Бабилей (сборник рассказов) - Абрамов Федор Александрович. Страница 5
Ладно, подошла пора моей Надежде пачпорт получать. Пришла домой. «Так и так, Иван Павлович, — это председателю колхоза, — дай бумажку, в район лажу идти». А Иван Павлович, может, по самым большим праздникам только и человек. «Я, говорит, одну бумагу тебе дам — на телятник. У нас телята не поены, не кормлены со вчерашнего».
Надежда моя: «Не имеете права. Я, говорит, уж три года на лесном фронте». — «А теперь, говорит, будешь на колхозном. Я, говорит, тоже к вам приехал не своей волей. А раз я не своей, и ты будешь робить». Надежда у меня пришла в слезах: «Что делать, мама?» А что мама присоветует? Где мама бывала? Кого за свою жизнь видела? С малых лет в лесу да со скотом.
Что — надо возвращаться на лесопункт несолоно хлебавши, куда больше, а через день Надежда у меня прилетела на крыльях: «Мама, говорит, начальник лесопункта мне бумажку дал. За пачпортом иду. Моли бога, чтобы дали». И дали пачпорт. Да вот с этого-то пачпорта и начались все несчастья у девки.
Пришла на лесопункт, к начальнику: «Спасибо, Михей Лазаревич». — «А чего в спасибе-то?» — «А вот, — говорит Надежда, — праздник будет, бутылку поставлю». — «А мне, говорит, бутылка-то надо та, которая на двух ногах». Да шасть к двери, дверь на крюк. Спозарился на Надежду. Девка красавица писаная, кровь с молоком. «Не могу, говорит, ни жить, ни робить, а у меня планы…» — «Что ты, — говорит Надежда, — ведь у тебя у самого жена есть, дети… Да как, говорит, ты подумал-то о таком?» Знаешь, по-хорошему все хотела. Думает, опомнится, придет в себя мужик. А мужик ей на деван валить, силой, приступом брать. Надежда выскочила через окошко, в одной рубахе, не знаю, как и ноги не сломала.

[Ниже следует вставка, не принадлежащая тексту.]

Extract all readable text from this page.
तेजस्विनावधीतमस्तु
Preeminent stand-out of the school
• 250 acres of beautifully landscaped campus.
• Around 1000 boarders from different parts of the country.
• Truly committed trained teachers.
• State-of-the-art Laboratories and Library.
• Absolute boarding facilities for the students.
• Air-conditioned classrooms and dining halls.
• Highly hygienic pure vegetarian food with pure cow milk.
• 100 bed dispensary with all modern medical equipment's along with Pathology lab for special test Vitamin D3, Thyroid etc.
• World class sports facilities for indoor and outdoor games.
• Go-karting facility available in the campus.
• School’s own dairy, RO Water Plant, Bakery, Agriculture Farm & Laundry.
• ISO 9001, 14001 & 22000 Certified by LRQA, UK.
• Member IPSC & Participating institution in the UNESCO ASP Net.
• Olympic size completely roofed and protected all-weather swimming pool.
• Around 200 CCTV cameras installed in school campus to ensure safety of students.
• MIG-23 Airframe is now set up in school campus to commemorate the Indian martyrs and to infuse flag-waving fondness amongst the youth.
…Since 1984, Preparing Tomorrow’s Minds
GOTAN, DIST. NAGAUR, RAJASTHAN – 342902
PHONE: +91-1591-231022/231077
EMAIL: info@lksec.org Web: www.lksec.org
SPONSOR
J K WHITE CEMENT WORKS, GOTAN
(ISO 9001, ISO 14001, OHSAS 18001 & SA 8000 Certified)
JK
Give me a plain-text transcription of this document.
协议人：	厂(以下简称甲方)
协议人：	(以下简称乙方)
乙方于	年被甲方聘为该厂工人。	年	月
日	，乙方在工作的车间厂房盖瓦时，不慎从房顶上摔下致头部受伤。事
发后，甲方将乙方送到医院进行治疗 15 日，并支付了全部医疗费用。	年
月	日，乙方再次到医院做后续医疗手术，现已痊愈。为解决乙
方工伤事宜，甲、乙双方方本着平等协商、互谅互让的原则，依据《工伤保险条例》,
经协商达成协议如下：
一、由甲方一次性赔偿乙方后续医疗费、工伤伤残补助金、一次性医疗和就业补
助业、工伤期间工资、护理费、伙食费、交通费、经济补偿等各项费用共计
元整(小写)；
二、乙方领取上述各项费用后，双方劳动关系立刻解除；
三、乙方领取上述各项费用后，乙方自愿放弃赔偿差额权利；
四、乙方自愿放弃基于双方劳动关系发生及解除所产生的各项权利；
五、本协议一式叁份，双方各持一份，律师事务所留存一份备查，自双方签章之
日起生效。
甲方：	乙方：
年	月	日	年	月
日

И вот с той самой поры у меня для Надежды житья не стало. Лезом лезут и парни, и мужи-ки. И свои, и вербованные. Один вербованный — до чего дошло — ножом стал стращать. «Моя, говорит, будешь але сколю».
Девка у меня с ума сходит. Хоть вешайся, хоть топись. Как-то прибежала домой: «Что мне делать, мама? Мужики проходу не дают. И от начальства никакой заступы». Такая уж, знаешь, у ей красота. Вот тянет на ей мужиков, да и только. Теперь уж сколько — тридцать пять, а хоть с завязанным лицом ходи — липнут да и всё.
Я говорю: раз в чужих местах житья нету — возвращайся домой. У нас, говорю, в колхозе мужиков наперечет и поспокойнее свои будут. «Нет, говорит, мама, домой не вернусь. Не для того, говорит, я столько беды приняла с этим пачпортом, чтобы добровольно, своей охотой его лишаться. Надо, говорит, мне други ходы-выходы искать. На лесопункте реку вброд перебро-дить».
И вот перебрела. Шестнадцати годков замуж выскочила. Я учула заплакалась. Кто же в эти годы свою жизнь губит? А как зятя-то увидела, у меня и ноги подкосились. Под потолок будет. Мне надоть голову задирать кверху, чтобы зятя своего высмотреть. И некрасивый — черный. А она-то, как цветок лазоревый перед ним. «Что, мама, не понравился мой Вася? — Васильем жениха зовут. — Ничего, говорит. Я, говорит, видеть эту красоту не могу. Со своей намаялась. Я, говорит, оборону себе искала. Самый крепкий да самый сильный человек на лесопункте, хоть во спокое поживу. Теперь, говорит, ко мне близко никто не подойдет». А что — неверный, все равно житья не стало.
Я не раз уже слышал эту историю, но не стал прерывать старуху. Старый человек любит выговориться, а у Федосеевны какой сегодня день?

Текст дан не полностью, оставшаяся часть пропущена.